Reputation: 960
Word.
I have a struct, containing a single field that I would like set to use for comparison and equivalence, and other fields as metadata:
struct read_tag{
unsigned int read_id; // want std::set to use this
int offset; // metadata
bool orientation; // metadata
};
I have a functor to do the job:
struct read_tag_compare {
bool operator() (const read_tag &a, const read_tag &b) const {
return a.read_id > b.read_id
}
};
and decl. the required set as
std::set<read_tag, read_tag_compare> block;
Everything so far compiles. The problem is below:
How do I make a set containing std::set<read_tag, read_tag_compare>
. I want something like this:
std::set< std::set<read_tag, read_tag_compare> > blocks;
blocks.insert(a_block); // comp error
But this gives me a very large, and hard to decipher error.
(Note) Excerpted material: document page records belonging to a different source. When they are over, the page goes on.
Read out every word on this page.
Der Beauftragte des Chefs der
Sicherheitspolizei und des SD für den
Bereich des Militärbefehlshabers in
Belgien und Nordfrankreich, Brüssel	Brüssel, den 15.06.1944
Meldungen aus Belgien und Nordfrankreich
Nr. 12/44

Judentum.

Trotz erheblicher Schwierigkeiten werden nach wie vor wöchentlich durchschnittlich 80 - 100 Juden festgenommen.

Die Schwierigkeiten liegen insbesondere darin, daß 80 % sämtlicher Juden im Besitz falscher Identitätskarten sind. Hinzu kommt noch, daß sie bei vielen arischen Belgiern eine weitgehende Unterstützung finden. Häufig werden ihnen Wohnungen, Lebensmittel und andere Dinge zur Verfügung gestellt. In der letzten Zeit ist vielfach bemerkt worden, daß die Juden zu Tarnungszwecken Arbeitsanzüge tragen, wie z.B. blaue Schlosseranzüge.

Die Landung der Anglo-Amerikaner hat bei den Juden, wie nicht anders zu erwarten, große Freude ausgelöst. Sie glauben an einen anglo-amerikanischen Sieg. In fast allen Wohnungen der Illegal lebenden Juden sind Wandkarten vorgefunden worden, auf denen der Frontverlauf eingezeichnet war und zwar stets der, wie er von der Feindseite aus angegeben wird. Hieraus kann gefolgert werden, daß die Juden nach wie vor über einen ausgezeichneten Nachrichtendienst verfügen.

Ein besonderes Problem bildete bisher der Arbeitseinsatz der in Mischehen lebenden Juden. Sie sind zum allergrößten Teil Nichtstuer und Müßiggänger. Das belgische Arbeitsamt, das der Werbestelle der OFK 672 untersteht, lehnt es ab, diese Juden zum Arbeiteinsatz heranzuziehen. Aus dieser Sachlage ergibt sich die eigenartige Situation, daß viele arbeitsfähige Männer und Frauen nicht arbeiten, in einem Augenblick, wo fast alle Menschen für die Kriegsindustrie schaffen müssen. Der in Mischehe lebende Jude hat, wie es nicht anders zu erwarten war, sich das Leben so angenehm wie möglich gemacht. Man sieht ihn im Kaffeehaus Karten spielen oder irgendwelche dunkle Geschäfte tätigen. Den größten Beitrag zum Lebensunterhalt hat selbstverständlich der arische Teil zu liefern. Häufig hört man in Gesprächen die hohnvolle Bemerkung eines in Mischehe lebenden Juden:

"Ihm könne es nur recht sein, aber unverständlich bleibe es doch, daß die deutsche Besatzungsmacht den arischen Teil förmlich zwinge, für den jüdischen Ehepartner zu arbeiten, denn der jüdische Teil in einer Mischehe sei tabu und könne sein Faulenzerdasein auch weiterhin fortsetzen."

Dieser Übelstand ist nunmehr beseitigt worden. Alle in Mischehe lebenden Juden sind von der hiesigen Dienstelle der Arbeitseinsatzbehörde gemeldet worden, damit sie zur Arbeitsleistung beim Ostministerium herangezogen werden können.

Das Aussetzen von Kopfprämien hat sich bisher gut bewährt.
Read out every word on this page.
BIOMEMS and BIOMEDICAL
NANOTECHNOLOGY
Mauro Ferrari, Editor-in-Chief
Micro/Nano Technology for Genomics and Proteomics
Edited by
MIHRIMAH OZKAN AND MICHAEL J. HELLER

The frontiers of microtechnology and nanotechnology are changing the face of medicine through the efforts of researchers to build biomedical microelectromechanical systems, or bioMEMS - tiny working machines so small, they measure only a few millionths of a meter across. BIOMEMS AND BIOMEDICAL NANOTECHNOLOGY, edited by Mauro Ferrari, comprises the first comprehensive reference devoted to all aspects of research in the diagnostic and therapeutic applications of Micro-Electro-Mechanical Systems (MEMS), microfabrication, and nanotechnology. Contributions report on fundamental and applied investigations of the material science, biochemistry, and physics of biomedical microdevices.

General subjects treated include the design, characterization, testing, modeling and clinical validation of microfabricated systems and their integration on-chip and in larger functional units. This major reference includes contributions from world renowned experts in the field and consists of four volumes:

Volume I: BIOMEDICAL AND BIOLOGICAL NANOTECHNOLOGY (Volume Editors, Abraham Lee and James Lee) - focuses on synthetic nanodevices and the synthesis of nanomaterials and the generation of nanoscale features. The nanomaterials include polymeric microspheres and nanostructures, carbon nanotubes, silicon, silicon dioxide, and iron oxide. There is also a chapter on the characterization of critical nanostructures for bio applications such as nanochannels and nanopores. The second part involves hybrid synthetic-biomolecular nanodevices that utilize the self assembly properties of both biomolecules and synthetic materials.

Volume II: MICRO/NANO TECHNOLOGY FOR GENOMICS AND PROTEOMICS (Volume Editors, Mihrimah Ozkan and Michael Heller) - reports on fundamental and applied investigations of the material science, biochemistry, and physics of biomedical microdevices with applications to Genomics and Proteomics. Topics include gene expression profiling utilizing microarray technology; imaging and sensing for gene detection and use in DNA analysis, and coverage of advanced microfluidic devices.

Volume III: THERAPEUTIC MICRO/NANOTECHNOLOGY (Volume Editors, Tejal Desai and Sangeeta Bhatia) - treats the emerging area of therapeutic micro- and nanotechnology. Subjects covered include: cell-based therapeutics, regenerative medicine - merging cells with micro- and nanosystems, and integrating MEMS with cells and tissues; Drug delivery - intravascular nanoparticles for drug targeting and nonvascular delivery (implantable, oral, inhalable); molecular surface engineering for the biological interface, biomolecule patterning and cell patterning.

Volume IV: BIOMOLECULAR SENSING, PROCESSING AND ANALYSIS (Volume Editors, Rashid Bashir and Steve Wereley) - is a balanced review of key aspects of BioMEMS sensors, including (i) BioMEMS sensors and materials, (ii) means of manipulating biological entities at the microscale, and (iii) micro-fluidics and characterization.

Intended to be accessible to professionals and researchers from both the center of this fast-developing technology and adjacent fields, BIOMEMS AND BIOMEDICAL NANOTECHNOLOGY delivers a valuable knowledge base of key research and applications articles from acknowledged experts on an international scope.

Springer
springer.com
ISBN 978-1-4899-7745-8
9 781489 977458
I thought it would recursively check how the inner sets are compared and extend this to the outer sets. All one had to do is define the comparator for the inner most set.
For example
std::set<std:set<unsigned int>> set_o_sets;
works fine, without me having to define how to compare std::set<unsigned int>
Any help is mucho appreciated :D
Upvotes: 0
Views: 855
Reputation: 981
It compiled with no error with my g++-5.3.1 ubuntu..
#include<set>
#include<iostream>
using namespace std;
struct read_tag{
unsigned int read_id; // want std::set to use this
int offset; // metadata
bool orientation; // metadata
};
struct read_tag_compare {
bool operator() (const read_tag &a, const read_tag &b) const {
return a.read_id > b.read_id;
}
};
struct read_compare {
bool operator() (const set<read_tag, read_tag_compare> &a, const set<read_tag, read_tag_compare> &b) const {
return true;
}
};
int main()
{
set<read_tag, read_tag_compare> block;
set<set<read_tag, read_tag_compare>, read_compare> blocks;
blocks.insert(block)
}
Above was what I compiled.
Upvotes: 0
Reputation: 476990
The <
-comparison on std::set
uses std::lexicographical_compare
without comparator, i.e. it just forwards to <
on the element type. (This is a limitation of the standard library, since this is defined for all containers, not just the ordered-associative ones.) So what you need is a custom comparator for sets of sets that uses the correct overload of lexicographical comparison:
using read_tag_set = std::set<read_tag, read_tag_compare>;
struct read_tag_set_compare {
bool operator()(const read_tag_set &a, const read_tag_set &b) const noexcept {
return std::lexicographical_compare(a.begin(), a.end(),
b.begin(), b.end(), a.key_comp());
// ^^^^^^^^^^^^
}
};
Now use: std::set<read_tag_set, read_tag_set_compare>
The code shows why there isn't an obvious "fix" to the ordered associative containers that would make this "just work": If the containers use custom, stateful predicates, then it's not in general guaranteed that the members of two distinct containers can actually be compared with one another at all. All you know is that the elements within one container are comparable with that container's comparator. So when you're using a custom comparator, you better also say explicitly how two distinct containers relate, and you assert explicitly that it makes sense to compare two containers.